Борисоглебский – сын его законной жены от первого брака. Родной отец его давно умер, Алешка носил его фамилию, но звал папой графа Мансурова. Меня Алешка считал младшим братом, однако Аську… – Максим Николаевич печально вздохнул, – Аську он никогда сестрой не считал, называл ее с самых ранних лет только «моя невеста» и всегда знал, что женится на ней. Так оно в конце концов и получилось. Кстати, раньше, до свадьбы, это была его квартира, Алешкина, а потом он переехал к Асе, в наш домик на Сергиевскую, ну а я обосновался здесь.

В молодости отец много путешествовал. Он очень любил Францию, там у него были близкие друзья. Особенно дружен он был с графом Арманом де Буагеллан де Сен-Фаржо. К несчастью, друзья поссорились из-за какой-то безделицы. Арман вызвал своего русского приятеля на дуэль. Отец клялся, что намерен был стрелять поверх головы своего приятеля – только чтобы попугать его. Однако, видимо, пистолет был плохо пристрелян. Отец ранил Армана в голову, и тот умер через несколько минут у него на руках, уверяя, что прощает его, и завещав ему на прощание свой дневник. Этот дневник отец считал самым большим своим сокровищем, но не показывал его нам, потому что слишком больно ему было вспоминать о смерти Армана. Кое-что знал только Алексей, которого отец очень любил и которому всецело доверял. От него я и услышал, что в тетради вели записи несколько поколений хозяев замка Сен-Фаржо. С этим замком связана история таинственного исчезновения одной из знаменитых картин Давида, которая называется «Смерть Лепелетье».

– У Давида есть картина «Смерть Марата», – говорю я недоумевающе. – Какой Лепелетье?
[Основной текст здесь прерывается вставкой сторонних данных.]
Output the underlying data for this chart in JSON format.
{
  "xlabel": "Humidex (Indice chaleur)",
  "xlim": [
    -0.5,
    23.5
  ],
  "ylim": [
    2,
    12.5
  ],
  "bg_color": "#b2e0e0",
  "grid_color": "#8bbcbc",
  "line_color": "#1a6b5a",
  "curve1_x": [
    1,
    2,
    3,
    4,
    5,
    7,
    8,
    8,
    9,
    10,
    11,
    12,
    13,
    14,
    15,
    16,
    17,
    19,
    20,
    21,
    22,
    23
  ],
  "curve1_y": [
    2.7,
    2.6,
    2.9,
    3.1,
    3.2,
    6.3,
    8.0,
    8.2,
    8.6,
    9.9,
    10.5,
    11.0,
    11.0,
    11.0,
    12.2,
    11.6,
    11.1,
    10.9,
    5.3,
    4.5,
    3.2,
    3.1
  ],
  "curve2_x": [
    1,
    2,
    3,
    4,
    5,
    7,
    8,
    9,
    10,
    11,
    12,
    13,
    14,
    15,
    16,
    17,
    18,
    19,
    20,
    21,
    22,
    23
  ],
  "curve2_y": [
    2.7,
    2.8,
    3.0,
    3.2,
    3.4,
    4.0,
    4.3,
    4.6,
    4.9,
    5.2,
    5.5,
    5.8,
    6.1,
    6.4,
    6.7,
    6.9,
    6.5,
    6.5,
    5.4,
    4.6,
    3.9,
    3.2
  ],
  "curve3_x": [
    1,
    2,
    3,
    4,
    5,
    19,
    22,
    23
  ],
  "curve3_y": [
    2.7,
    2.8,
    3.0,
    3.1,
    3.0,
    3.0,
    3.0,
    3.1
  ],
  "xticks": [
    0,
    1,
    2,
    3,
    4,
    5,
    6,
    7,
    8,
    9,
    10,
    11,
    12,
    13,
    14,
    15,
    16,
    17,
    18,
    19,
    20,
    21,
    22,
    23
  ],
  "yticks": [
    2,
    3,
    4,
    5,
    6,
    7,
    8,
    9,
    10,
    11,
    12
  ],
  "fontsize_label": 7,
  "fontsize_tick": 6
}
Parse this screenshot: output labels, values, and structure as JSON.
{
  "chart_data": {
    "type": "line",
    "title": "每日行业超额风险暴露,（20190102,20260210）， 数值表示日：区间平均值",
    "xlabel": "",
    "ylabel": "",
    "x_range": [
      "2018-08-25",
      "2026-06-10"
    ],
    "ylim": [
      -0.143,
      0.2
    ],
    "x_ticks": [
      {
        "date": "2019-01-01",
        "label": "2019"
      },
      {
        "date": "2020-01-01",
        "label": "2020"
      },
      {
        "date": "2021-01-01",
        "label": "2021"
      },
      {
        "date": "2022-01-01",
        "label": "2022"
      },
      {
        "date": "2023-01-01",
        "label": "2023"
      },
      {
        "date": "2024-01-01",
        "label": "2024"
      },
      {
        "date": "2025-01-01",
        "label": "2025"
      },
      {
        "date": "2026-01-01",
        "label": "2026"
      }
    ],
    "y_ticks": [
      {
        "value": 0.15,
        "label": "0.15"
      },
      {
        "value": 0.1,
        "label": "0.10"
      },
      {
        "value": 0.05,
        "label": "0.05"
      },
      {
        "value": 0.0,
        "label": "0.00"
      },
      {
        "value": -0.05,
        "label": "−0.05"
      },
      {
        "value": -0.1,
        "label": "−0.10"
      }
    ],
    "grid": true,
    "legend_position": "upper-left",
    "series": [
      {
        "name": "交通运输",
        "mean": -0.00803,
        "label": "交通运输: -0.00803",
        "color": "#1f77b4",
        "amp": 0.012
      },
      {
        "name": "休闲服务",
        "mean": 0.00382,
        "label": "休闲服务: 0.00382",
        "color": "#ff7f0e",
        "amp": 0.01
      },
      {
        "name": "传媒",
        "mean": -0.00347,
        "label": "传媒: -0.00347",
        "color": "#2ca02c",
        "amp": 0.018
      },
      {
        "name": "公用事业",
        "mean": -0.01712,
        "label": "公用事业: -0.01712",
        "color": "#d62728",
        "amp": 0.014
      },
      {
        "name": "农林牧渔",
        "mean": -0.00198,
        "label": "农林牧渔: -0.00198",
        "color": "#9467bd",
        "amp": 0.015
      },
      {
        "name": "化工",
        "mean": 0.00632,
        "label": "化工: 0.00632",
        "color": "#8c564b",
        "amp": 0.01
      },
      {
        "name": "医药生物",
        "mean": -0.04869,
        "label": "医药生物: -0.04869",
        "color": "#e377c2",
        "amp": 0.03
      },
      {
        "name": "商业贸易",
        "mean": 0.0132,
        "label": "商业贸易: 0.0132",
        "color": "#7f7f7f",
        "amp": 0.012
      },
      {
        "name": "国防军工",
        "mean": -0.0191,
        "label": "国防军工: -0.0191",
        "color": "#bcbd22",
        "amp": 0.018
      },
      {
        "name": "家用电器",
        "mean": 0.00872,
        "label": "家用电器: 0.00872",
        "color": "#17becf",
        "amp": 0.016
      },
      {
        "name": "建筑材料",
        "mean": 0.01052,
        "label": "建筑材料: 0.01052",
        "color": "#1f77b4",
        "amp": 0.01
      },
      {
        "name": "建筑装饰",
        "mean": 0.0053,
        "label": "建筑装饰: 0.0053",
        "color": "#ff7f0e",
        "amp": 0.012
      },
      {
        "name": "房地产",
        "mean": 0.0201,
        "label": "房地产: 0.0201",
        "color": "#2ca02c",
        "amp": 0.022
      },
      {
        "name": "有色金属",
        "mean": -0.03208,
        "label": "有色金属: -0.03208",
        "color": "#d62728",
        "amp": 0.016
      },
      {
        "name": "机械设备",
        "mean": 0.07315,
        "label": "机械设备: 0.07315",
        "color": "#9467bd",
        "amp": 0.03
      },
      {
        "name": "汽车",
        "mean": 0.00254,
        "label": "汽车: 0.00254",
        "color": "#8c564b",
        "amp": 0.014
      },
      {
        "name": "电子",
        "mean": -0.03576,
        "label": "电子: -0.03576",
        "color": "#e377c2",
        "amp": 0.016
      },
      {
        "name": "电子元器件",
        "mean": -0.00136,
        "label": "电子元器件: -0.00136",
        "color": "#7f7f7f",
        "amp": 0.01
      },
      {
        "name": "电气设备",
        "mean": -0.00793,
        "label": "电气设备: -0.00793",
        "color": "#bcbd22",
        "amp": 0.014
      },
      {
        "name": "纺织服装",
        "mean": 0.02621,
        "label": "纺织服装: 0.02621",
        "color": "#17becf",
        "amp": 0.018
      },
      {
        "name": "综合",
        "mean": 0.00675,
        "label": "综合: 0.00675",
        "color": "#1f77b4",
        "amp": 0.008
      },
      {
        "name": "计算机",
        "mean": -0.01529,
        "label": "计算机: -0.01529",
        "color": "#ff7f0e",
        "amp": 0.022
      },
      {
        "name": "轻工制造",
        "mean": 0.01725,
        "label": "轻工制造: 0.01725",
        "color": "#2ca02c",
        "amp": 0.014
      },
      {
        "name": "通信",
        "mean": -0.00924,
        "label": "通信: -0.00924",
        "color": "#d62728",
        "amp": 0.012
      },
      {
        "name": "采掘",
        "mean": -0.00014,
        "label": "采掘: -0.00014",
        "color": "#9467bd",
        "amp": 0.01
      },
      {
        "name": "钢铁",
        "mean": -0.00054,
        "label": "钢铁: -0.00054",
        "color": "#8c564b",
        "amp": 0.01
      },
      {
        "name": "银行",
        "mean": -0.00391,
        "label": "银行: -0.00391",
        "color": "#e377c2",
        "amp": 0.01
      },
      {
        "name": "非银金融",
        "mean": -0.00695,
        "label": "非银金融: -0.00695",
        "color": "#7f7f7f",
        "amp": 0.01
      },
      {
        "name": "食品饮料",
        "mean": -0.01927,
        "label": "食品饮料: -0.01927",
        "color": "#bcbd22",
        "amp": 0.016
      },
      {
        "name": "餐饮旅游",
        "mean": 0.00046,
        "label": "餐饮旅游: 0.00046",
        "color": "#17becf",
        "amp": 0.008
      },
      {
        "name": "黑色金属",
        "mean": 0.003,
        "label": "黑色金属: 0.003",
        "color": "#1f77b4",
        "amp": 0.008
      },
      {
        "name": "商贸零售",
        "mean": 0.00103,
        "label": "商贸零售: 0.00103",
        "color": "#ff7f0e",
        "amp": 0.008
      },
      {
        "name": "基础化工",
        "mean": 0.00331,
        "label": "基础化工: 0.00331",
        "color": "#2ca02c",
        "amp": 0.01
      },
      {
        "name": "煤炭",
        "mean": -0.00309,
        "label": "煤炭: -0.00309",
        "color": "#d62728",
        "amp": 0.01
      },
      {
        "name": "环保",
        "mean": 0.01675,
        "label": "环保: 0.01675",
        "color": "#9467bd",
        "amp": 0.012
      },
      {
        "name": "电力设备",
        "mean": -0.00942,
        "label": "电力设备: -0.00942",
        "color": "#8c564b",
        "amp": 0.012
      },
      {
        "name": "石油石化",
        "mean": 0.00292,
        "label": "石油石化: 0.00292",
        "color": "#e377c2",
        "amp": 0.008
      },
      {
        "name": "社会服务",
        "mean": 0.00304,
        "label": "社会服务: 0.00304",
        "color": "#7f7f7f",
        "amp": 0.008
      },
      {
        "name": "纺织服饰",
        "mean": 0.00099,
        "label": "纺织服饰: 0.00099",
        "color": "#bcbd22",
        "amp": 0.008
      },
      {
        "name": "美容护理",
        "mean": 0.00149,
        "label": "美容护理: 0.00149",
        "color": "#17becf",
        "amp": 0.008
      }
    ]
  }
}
– Так звали одного из членов Конвента, графа, аристократа, который голосовал за смерть короля и поплатился за это, – поясняет Максим. – Его родственники не могли простить Лепелетье и пытались уничтожить всякую память о его предательстве. Даже картину спрятали. Да так, что никто не мог ее отыскать. Я думаю, что в дневнике Армана указан некий след, который может привести к пропавшему сокровищу. Отец всю жизнь мечтал, как поедет со всеми нами во Францию, отыщет картину и передаст ее, скажем, в Лувр. Он был страстным коллекционером, у него раньше (теперь-то все пропало, конечно!) было дома много картин, но почему-то тематически связанных со смертью. Уж не знаю, откуда взялось у отца такое мрачное пристрастие, он был вообще-то очень веселым человеком, жизнелюбом. Честно говоря, мы не были с ним особенно близки, я ведь, что называется, маменькин сынок, а его дичился и сильно ревновал к Алешке. Только незадолго до смерти папы мы сошлись и сдружились. Сказать правду, все эти давние французские дела меня очень мало интересовали. Конечно, я рад, что сегодня мы нашли тетрадь, однако куда больше доволен тем, что отыскались мамины бриллианты. Надеюсь, не покажусь вам меркантильным и избыточно расчетливым, если сознаюсь: не было бы их, я даже не стал бы искать дневник Сен-Фаржо. Тем более что по-немецки и по-английски говорю свободно, а вот французского не знаю, отчего-то никак не дается мне этот язык. А вы как?

– Что? – глупо спрашиваю я.

– Ну, вы в ладах с французским? – настойчиво смотрит на меня Максим Николаевич.

– Не особенно, – виновато бормочу я. – Латынь, немецкий, итальянский…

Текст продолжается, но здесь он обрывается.